タイガー&ドラゴンvs空中ブランコ
TBS系ドラマ「タイガー&ドラゴン」。宮藤官九郎脚本。長瀬智也主演。第七話「猫の皿」。
よい話が随所にあったのは無論のこと。特に、ヤクザ噺家の林屋亭小虎=山崎虎児(長瀬智也)が、自分はもともと林屋亭どん兵衛(西田敏行)の谷中一家にとって赤の他人だと云ったのに対し、どん兵衛が「寂しいことを云うんじゃないよ」と泣いて怒った場面とか。おでん屋の半蔵(半海一晃)の屋台で虎児が谷中小百合(銀粉蝶)と会話していたとき、どん兵衛が愛妻を弟子に横取りされた心地で嫉妬して間に割って入った場面とか。だが、今宵一番の見所は、落語界の「改革派」高田亭馬場彦(高田文夫)の軽い口調にあったと云える。高田亭馬場彦とジャンプ亭ジャンプ=淡島ゆきお(荒川良々)の師弟コンビがそれぞれ面白い。高田文夫はもとより立川談志門下であるから納得だが、荒川良々が落語家風に見えるのは面白い。もちろん小虎ファン倶楽部状態にある蕎麦店主人の辰夫(尾美としのり)・おでん屋台の半蔵・喫茶店『よしこ』ママ(松本じゅん)の三人組は今回も絶好調。ただし「天才」といわれる谷中竜二が全然「天才」に見えないのは変わらない。

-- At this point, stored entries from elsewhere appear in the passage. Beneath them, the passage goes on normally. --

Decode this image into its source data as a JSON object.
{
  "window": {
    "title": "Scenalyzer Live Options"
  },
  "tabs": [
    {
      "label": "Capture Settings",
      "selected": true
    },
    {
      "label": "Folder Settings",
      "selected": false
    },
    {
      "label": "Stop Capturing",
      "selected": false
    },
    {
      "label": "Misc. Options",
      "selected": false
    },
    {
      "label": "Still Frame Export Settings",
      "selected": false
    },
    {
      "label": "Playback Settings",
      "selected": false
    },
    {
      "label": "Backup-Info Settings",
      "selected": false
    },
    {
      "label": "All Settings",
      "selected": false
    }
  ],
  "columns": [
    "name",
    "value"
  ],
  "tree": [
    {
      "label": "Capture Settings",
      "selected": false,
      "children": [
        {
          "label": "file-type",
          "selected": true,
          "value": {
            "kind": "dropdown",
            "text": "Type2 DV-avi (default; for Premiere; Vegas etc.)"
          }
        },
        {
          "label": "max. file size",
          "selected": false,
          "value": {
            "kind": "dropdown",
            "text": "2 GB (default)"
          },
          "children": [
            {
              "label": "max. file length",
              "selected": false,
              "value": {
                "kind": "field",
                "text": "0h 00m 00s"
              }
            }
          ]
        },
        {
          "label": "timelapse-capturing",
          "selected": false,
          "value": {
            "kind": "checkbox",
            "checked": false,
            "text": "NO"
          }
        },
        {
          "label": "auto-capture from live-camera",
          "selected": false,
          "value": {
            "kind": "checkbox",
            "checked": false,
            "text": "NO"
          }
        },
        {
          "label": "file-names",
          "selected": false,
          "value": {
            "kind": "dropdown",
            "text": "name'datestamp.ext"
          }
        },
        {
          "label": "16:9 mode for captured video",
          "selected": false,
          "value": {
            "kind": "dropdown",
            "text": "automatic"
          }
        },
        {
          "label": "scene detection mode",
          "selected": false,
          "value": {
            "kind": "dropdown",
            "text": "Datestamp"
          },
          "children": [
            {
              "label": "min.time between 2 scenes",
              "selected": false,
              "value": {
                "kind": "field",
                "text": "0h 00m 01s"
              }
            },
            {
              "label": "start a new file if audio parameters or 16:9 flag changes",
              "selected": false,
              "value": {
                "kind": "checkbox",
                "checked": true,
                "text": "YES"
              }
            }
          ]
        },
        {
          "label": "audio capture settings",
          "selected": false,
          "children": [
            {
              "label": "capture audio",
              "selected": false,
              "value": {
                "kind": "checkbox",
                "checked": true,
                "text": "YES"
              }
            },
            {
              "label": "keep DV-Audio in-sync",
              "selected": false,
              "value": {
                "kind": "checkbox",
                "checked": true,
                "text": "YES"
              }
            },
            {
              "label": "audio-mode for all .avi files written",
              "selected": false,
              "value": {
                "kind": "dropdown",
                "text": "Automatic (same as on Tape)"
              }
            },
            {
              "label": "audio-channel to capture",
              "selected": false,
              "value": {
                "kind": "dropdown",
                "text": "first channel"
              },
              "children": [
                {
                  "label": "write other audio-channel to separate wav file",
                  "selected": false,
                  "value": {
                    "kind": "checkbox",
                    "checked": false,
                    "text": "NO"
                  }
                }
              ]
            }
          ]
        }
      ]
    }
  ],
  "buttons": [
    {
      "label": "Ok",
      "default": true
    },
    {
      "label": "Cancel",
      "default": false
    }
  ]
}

甚だ痛いことに、今宵、裏番組のフジテレビ系「金曜エンタテイメント」では特別企画として直木賞受賞作品「空中ブランコ」(奥田英朗原作)が、橋本裕志脚本、村上正典演出、阿部寛主演によりテレヴィドラマ化され、所々見ただけでも面白い番組であることが充分に伝わってきた。これと「タイガー&ドラゴン」とでは面白さの種類が違うとも云えるが、それ以上に勢いが違うのも確かだ。そして勢いの差は種類の違いを超えて伝わってくるものなのだ。
ともかく笑いどころは多かったが、精神科医の伊良部(阿部寛)が空中ブランコに成功したときの陽気な姿は傑作だった。彼の補佐役、セクシー看護師マユミ(釈由美子)との組み合わせも意外に絶妙だった。「トリック」の阿部寛と仲間由紀恵は無論のこと、「最後の弁護人」の阿部寛と須藤理彩の組み合わせも面白かったが、釈由美子も悪くはなかった。
他方で、サーカス団員の山下公平(堺雅人)や、モデルの安川広美(佐藤仁美)の、自信満々である余り己の真の姿を自覚できないでいることの悲しみの姿には、視聴者にも考えさせるだけの力があった。誰であれ、二十歳代から三十歳代への移行期、その変化を正しく認識し切れなくて痛い失敗をすることは常時あり得るものだ。
なお、「タイガー&ドラゴン」に関すること一件。糸井重里一派が異常に面白がるものは逆に面白くなく思えてくるという問題がある。宮藤官九郎脚本ドラマでは「池袋ウエストゲートパーク」も「ロケットボーイ」も「木更津キャッツアイ」も「ぼくの魔法使い」も「マンハッタンラブストーリー」も全て面白かったのに、「タイガー&ドラゴン」だけは、糸井重里一派に絶賛されている時点で三谷幸喜「新選組!」と同じ位に駄目だと思えてしまう。悔しいことだ。